The additive inheritance pattern means heterozygotes carry intermediate VAMP8 expression and an intermediate platelet reactivity profile between T/T and C/C individuals. Kondkar et al. 2010 observed the rs1010-platelet reactivity association in an age-dependent fashion, suggesting this effect may strengthen over time — potentially relevant as cardiovascular risk accumulates with age.

The Gaussem et al. 2009 study (n not specified for individual genotypes) found no significant in vitro platelet function differences by genotype, cautioning against over-interpreting the laboratory-to-clinical translation. The clinical HR of 1.2 is modest and represents one contributor among many to overall thrombotic risk.

CC “Two C Alleles” High Risk Warning

Two copies of the C allele — highest VAMP8 expression and platelet activation potential

Kondkar et al. 2010 found VAMP8 protein levels vary 13-fold across individuals, with 2.5-fold higher levels in hyperreactive platelets. C/C homozygotes likely populate the upper end of this distribution. Platelet hyperreactivity defined by VAMP8 overexpression predisposes to more rapid thrombus formation at sites of coronary plaque rupture — the proximate mechanism of most MIs.

The Llobet et al. 2019 study observed that elevated VAMP8 protein (not merely the C allele genotype) associated with venous thrombosis in women (OR=3.25), reinforcing that high VAMP8 expression — the likely state in C/C homozygotes — is the functional risk driver.
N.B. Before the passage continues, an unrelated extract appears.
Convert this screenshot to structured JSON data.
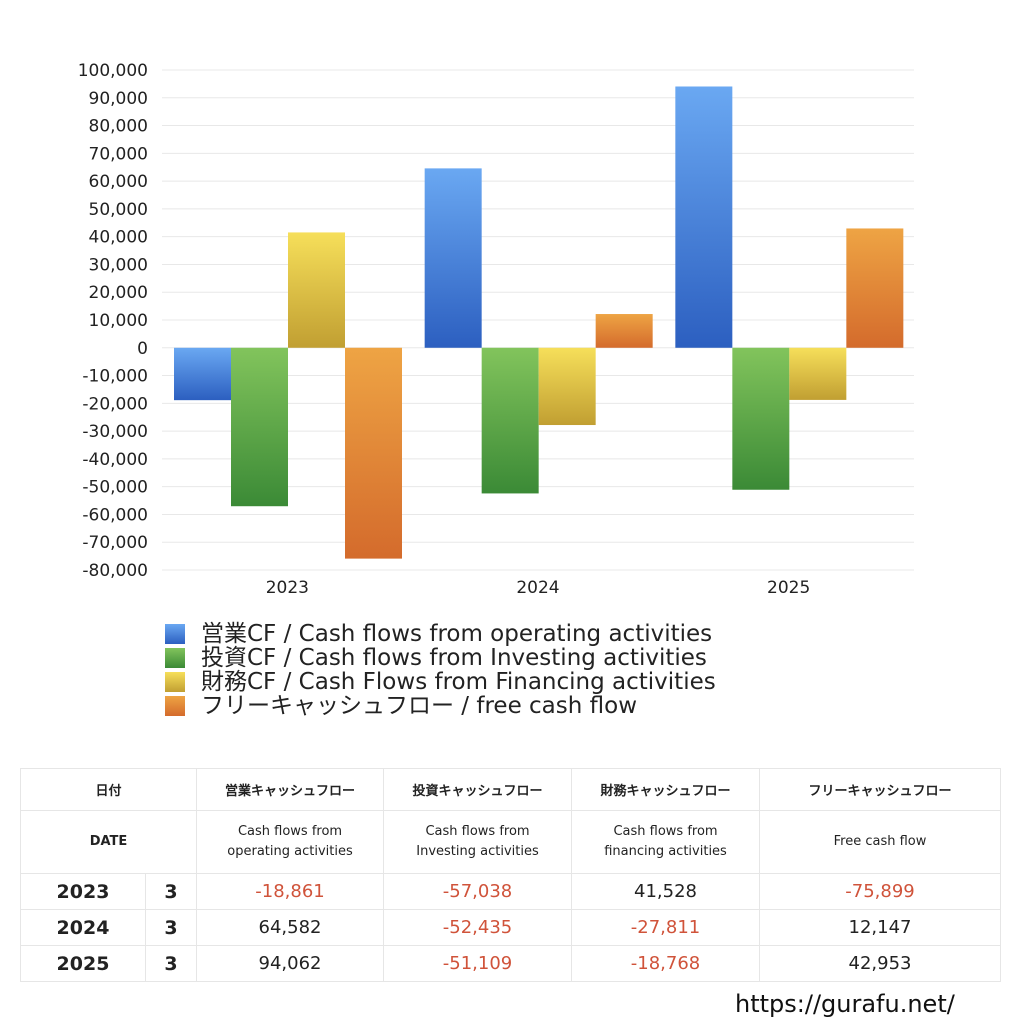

The age-dependent nature of the platelet-reactivity association (Kondkar 2010) means this risk likely compounds over time. In middle-aged and older individuals, the combination of elevated VAMP8-driven platelet reactivity with progressive atherosclerosis and reduced vascular resilience amplifies the clinical relevance of this genotype.

The overall evidence is moderate: the association is replicated, the mechanism is partially characterized, but effect sizes are modest (HR ~1.2 per allele in the largest prospective study) and one controlled platelet-function study found no in vitro difference. C/C homozygosity warrants awareness and targeted monitoring rather than alarm.